Участники приветствовали находчивость судьи, которая может даже служить образцом успешного решения психоаналитика: как позволить пациенту утвердиться в его фундаментальной воли–к–жизни и при этом не навредить его идеологическим и символическим идентификациям. И все же с точки зрения психоаналитической этики такое решение является ложным. Оно хорошо в качестве практического решения, например, в истории с судьей, но оно не позволяет субъекту столкнуться с истиной его собственного желания. Оно скорее оказывается сострадательно–вспомогательной процедурой, предлагающей благотворный защитный вымысел, или, грубо говоря, ложь. Поскольку в конечном счете это решение суть ложь: «А что, если бы вам перелили кровь против вашей воли? Навлекло бы это на вас проклятие, попали бы вы тогда после смерти в ад или нет?» Ведь женщина знает: если она ответит «нет», судья предпишет насильственное переливание. Дабы понять, что выбор относительно переливания крови целиком и полностью находится в ее руках, обратимся к лакановскому различению субъекта заявления и субъекта высказывания: говоря правду на уровне заявления (она действительно верит, что насильственное переливание крови не является для нее смертным грехом), она совершает грех (она солгала и, тем самым, подписалась под переливанием) на уровне субъективной позиции высказывания, т. е. подлинное содержание ее «нет» — «да, пожалуйста, перелейте мне кровь» (подобно фигуре лицемерной женщины, ставшей притчей в духе мужского шовинизма, которая может наслаждаться сексом, только если ее к нему склоняют, если она прикидывается, что это происходит против ее воли…). Так что остаться честной перед самой собой на уровне субъективной истины (на позиции высказывания) значит для нее, парадоксальным образом, солгать на уровне заявления, т. е. сказать «да!», даже если на самом деле она думает, что переливание крови против воли не является смертным грехом, и таким образом предотвратить переливание.
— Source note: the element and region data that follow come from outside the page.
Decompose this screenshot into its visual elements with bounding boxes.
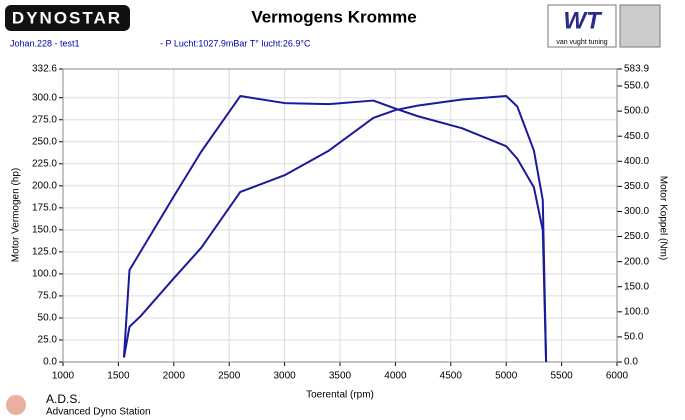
y-tick-label: 332.6 <box>32 64 57 75</box>
y-tick-label: 275.0 <box>32 114 57 125</box>
x-tick-label: 5500 <box>550 371 573 382</box>
x-tick-label: 4000 <box>384 371 407 382</box>
y-tick-label: 75.0 <box>38 291 58 302</box>
y-tick-label: 175.0 <box>32 202 57 213</box>
plot-frame <box>62 68 618 363</box>
y-tick-label: 300.0 <box>32 92 57 103</box>
y2-tick-label: 100.0 <box>624 306 649 317</box>
y-tick-label: 25.0 <box>38 335 58 346</box>
y-tick-label: 50.0 <box>38 313 58 324</box>
footer-title: A.D.S. <box>46 392 81 406</box>
x-tick-label: 1500 <box>107 371 130 382</box>
y-tick-label: 200.0 <box>32 180 57 191</box>
y2-tick-label: 450.0 <box>624 131 649 142</box>
y2-tick-label: 500.0 <box>624 106 649 117</box>
y2-tick-label: 400.0 <box>624 156 649 167</box>
footer-sub: Advanced Dyno Station <box>46 407 151 418</box>
series-line <box>122 95 548 363</box>
x-tick-label: 3500 <box>329 371 352 382</box>
y2-tick-label: 550.0 <box>624 81 649 92</box>
y-axis-label: Motor Vermogen (hp) <box>11 168 22 263</box>
y-tick-label: 150.0 <box>32 224 57 235</box>
y2-tick-label: 300.0 <box>624 206 649 217</box>
logo-right-sub: van vught tuning <box>556 39 607 46</box>
logo-right: WT <box>563 7 603 34</box>
y2-tick-label: 0.0 <box>624 357 638 368</box>
y2-tick-label: 150.0 <box>624 281 649 292</box>
y2-axis-label: Motor Koppel (Nm) <box>657 176 668 260</box>
x-tick-label: 3000 <box>273 371 296 382</box>
y-tick-label: 225.0 <box>32 158 57 169</box>
y-tick-label: 125.0 <box>32 247 57 258</box>
series-line <box>122 94 548 363</box>
logo-right-box <box>547 4 617 48</box>
x-tick-label: 6000 <box>606 371 629 382</box>
y2-tick-label: 200.0 <box>624 256 649 267</box>
logo-box <box>5 5 130 31</box>
logo-image <box>619 4 661 48</box>
x-tick-label: 2000 <box>163 371 186 382</box>
x-axis-label: Toerental (rpm) <box>306 390 374 401</box>
y2-tick-label: 350.0 <box>624 181 649 192</box>
y2-tick-label: 50.0 <box>624 332 644 343</box>
logo-left: DYNOSTAR <box>12 8 122 27</box>
y2-tick-label: 250.0 <box>624 231 649 242</box>
x-tick-label: 1000 <box>52 371 75 382</box>
footer-logo <box>6 395 26 415</box>
y-tick-label: 100.0 <box>32 269 57 280</box>
y-tick-label: 250.0 <box>32 136 57 147</box>
x-tick-label: 2500 <box>218 371 241 382</box>
y-tick-label: 0.0 <box>43 357 57 368</box>
chart-title: Vermogens Kromme <box>251 7 416 26</box>
y2-tick-label: 583.9 <box>624 64 649 75</box>
conditions: - P Lucht:1027.9mBar T° lucht:26.9°C <box>160 38 311 48</box>
x-tick-label: 4500 <box>440 371 463 382</box>
x-tick-label: 5000 <box>495 371 518 382</box>
run-name: Johan.228 - test1 <box>10 38 80 48</box>
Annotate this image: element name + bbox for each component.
Однако, охватывает ли эта альтернатива все возможные варианты! Разве нельзя представить себе, как бедная женщина отвечает правильно (т. е. как она и сделала — «нет»), не совершая при этом греха? Что, если мы представим себе человека, который ускользает от напряжения между объективным знанием и субъективной истиной, откладывая само понятие истины в сторону и обращаясь к холодному безличному знанию? Иначе говоря, что, если бедная женщина говорит «нет», но не ради собственного спасения, а исходя из радикального пренебрежения к субъективным последствиям? (В этом случае было бы совершенно неуместно утверждать, что судья, подобно хорошему психоаналитику, обнаружил в ней отринутое желание жить и нежно, посредством спасительной лжи, позволил ей исполнить это желание, не нарушая религиозных принципов.) Здесь нам следует вспомнить мысль Жака- Алэна Миллера о том, что психоаналитический дискурс должен использовать такой язык, который не предает и ничего не скрывает, который не прибегает к прямому значению как к тайной риторической стратегии аргументации. Освальд Дюкро 2 развил идею, что в нашем языке все предикаты — это, в конечном счете, просто овеществленные процедуры, направленные на доказательство чего–либо. В конце концов, мы пользуемся языком не для обозначения некой реальности, некоего содержания, но чтобы одурачить другого, одержать верх над ним в разговоре, соблазнить его или пригрозить ему, скрыв наше подлинное желание… В обыденном разговоре истина никогда не бывает полностью установленной, всегда есть «за» и «против», на каждый довод находится контрдовод, на каждую точку зрения имеется «однако», на каждое утверждение можно обнаружить отрицание. Неразрешимость оказывается всеобъемлющей, и эта вечная неустойчивость прерывается исключительно появлением некоей точки крестообразной стежки (главенствующего означающего). По Лакану, психоаналитический дискурс воссоединяется с современной наукой в том, что он нацелен на прорыв этого порочного круга повсеместно распространяющейся аргументации, но не посредством точки крестообразной стежки: такая точка не нужна для стабилизации означающих, поскольку они в самом своем функционировании не являются неустойчивыми, не подвержены непрестанному скольжению смысла.